James Graham Brown Cancer Center, University of Louisville, Louisville, KY 40202, USA.
Food Funct. 2017 Nov 15;8(11):4100-4107. doi: 10.1039/c7fo00882a.
Despite optimal diagnosis and early therapeutic interventions, the prognosis for ovarian cancer patients remains dismal because the efficacy of chemotherapy is limited by the development of resistance and off-site toxicity. Berry bioactives indicate preventive and therapeutic activities against various cancer types. Here, we examined the antiproliferative activity of berry anthocyanidins (Anthos) against drug-sensitive (A2780) and drug-resistant (A2780/CP70, OVCA432 and OVCA433) ovarian cancer cells. These drug-resistant ovarian cancer cell lines overexpress p-glycoproteins (PgP) and show >100-fold resistance to the chemotherapeutic drug cisplatin compared to A2780. We observed a dose-dependent growth inhibition of ovarian cancer cells with the Anthos. Furthermore, the treatment of drug-resistant ovarian cancer (OVCA433) cells with cisplatin in combination with the Anthos (75 μM) resulted in significantly higher cell killing. The cisplatin dose required to achieve this effect was 10 to 15-fold lower than the IC of cisplatin alone. However, many plant bioactives including Anthos face the challenge of poor oral bioavailability and stability. Recently, we have developed strategies to overcome these limitations by delivering Anthos via milk-derived exosomes. The exosomal Anthos (ExoAnthos) significantly enhanced the antiproliferative activity against the growth of ovarian cancer cells and inhibited tumor growth more efficiently compared to Anthos alone and a vehicle control. Often patients with cisplatin-resistant tumors retain sensitivity to paclitaxel (PAC). We prepared exosomal formulations of PAC (ExoPAC) for oral delivery as the systemic administration of PAC has severe side effects. ExoPAC delivered orally showed the same therapeutic efficacy as the free PAC delivered intraperitoneally. Finally, we report that the combination of the Anthos and PAC decreased the PgP level in a dose-dependent manner in OVCA432 cells. A significantly enhanced antitumor activity was observed with the combination of ExoPAC and ExoAnthos against A2780 tumor xenografts. Together, our data indicate that the berry Anthos are highly effective against ovarian cancer and that the milk exosomes serve as an excellent nano-carrier to enhance the drug's oral bioavailability for the management of ovarian cancer.

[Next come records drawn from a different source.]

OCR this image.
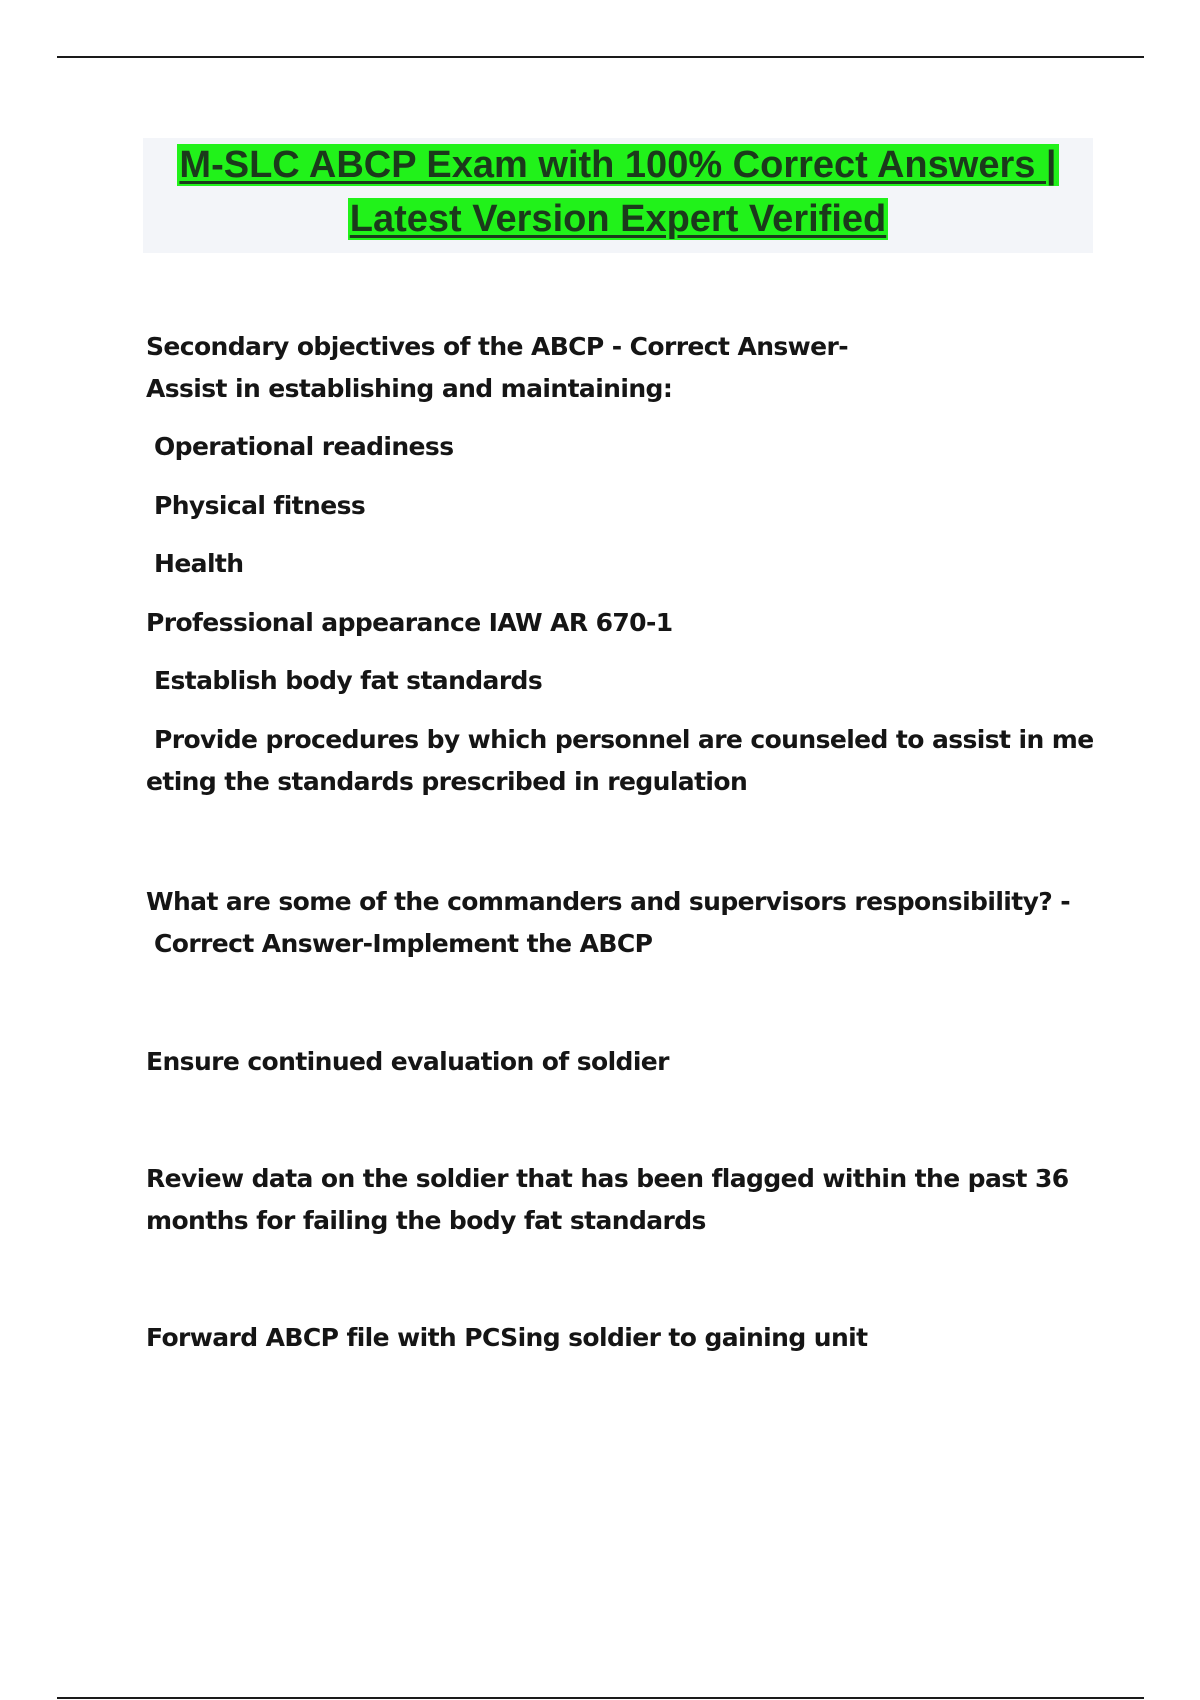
M-SLC ABCP Exam with 100% Correct Answers |
Latest Version Expert Verified
Secondary objectives of the ABCP - Correct Answer-
Assist in establishing and maintaining:
Operational readiness
Physical fitness
Health
Professional appearance IAW AR 670-1
Establish body fat standards
Provide procedures by which personnel are counseled to assist in me
eting the standards prescribed in regulation
What are some of the commanders and supervisors responsibility? -
Correct Answer-Implement the ABCP
Ensure continued evaluation of soldier
Review data on the soldier that has been flagged within the past 36
months for failing the body fat standards
Forward ABCP file with PCSing soldier to gaining unit
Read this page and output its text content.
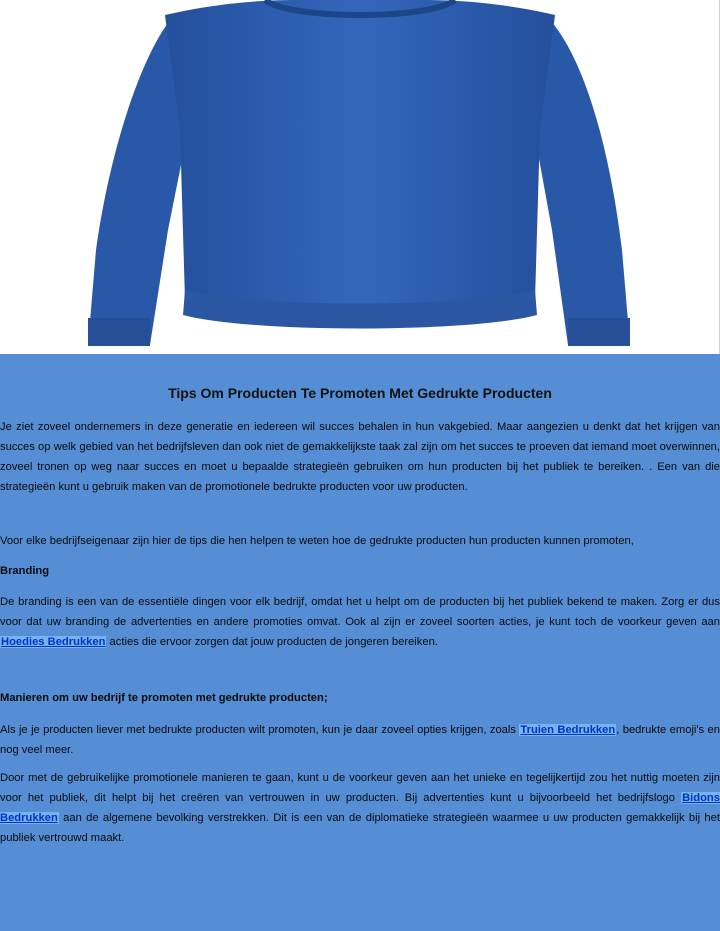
Tips Om Producten Te Promoten Met Gedrukte Producten

Je ziet zoveel ondernemers in deze generatie en iedereen wil succes behalen in hun vakgebied. Maar aangezien u denkt dat het krijgen van succes op welk gebied van het bedrijfsleven dan ook niet de gemakkelijkste taak zal zijn om het succes te proeven dat iemand moet overwinnen, zoveel tronen op weg naar succes en moet u bepaalde strategieën gebruiken om hun producten bij het publiek te bereiken. . Een van die strategieën kunt u gebruik maken van de promotionele bedrukte producten voor uw producten.

Voor elke bedrijfseigenaar zijn hier de tips die hen helpen te weten hoe de gedrukte producten hun producten kunnen promoten,

Branding

De branding is een van de essentiële dingen voor elk bedrijf, omdat het u helpt om de producten bij het publiek bekend te maken. Zorg er dus voor dat uw branding de advertenties en andere promoties omvat. Ook al zijn er zoveel soorten acties, je kunt toch de voorkeur geven aan Hoedies Bedrukken acties die ervoor zorgen dat jouw producten de jongeren bereiken.

Manieren om uw bedrijf te promoten met gedrukte producten;

Als je je producten liever met bedrukte producten wilt promoten, kun je daar zoveel opties krijgen, zoals Truien Bedrukken, bedrukte emoji's en nog veel meer.

Door met de gebruikelijke promotionele manieren te gaan, kunt u de voorkeur geven aan het unieke en tegelijkertijd zou het nuttig moeten zijn voor het publiek, dit helpt bij het creëren van vertrouwen in uw producten. Bij advertenties kunt u bijvoorbeeld het bedrijfslogo Bidons Bedrukken aan de algemene bevolking verstrekken. Dit is een van de diplomatieke strategieën waarmee u uw producten gemakkelijk bij het publiek vertrouwd maakt.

尽管进行了最佳诊断和早期治疗干预,卵巢癌患者的预后仍然不佳,因为化疗的疗效受到耐药性和非靶毒性的限制。浆果生物活性物质表明对各种癌症类型具有预防和治疗作用。在这里,我们研究了浆果花色苷(Anthos)对药物敏感(A2780)和耐药(A2780/CP70、OVCA432 和 OVCA433)卵巢癌细胞的抗增殖活性。这些耐药卵巢癌细胞系过度表达 p-糖蛋白(PgP),与 A2780 相比,对化疗药物顺铂的耐药性超过 100 倍。我们观察到卵巢癌细胞的生长抑制呈剂量依赖性。此外,用顺铂联合 Anthos(75μM)处理耐药卵巢癌细胞(OVCA433)导致细胞杀伤显著增加。达到这种效果所需的顺铂剂量比单独使用顺铂的 IC 低 10 到 15 倍。然而,包括 Anthos 在内的许多植物生物活性物质都面临着口服生物利用度和稳定性差的挑战。最近,我们通过使用牛奶衍生的外泌体来传递 Anthos 来克服这些限制。外泌体 Anthos(ExoAnthos)与单独的 Anthos 和载体对照相比,显著增强了对卵巢癌细胞生长的抗增殖活性,并更有效地抑制了肿瘤生长。通常,对顺铂耐药的肿瘤患者对紫杉醇(PAC)仍保持敏感性。我们为口服递送制备了 PAC 的外体制剂(ExoPAC),因为 PAC 的全身给药有严重的副作用。口服给予 ExoPAC 显示出与腹腔内给予游离 PAC 相同的治疗效果。最后,我们报告说,Anthos 和 PAC 的组合以剂量依赖的方式降低了 OVCA432 细胞中的 PgP 水平。在 A2780 肿瘤异种移植中,观察到 ExoPAC 和 ExoAnthos 的组合具有显著增强的抗肿瘤活性。总之,我们的数据表明浆果 Anthos 对卵巢癌非常有效,牛奶外体作为一种极好的纳米载体,可提高药物的口服生物利用度,用于卵巢癌的治疗。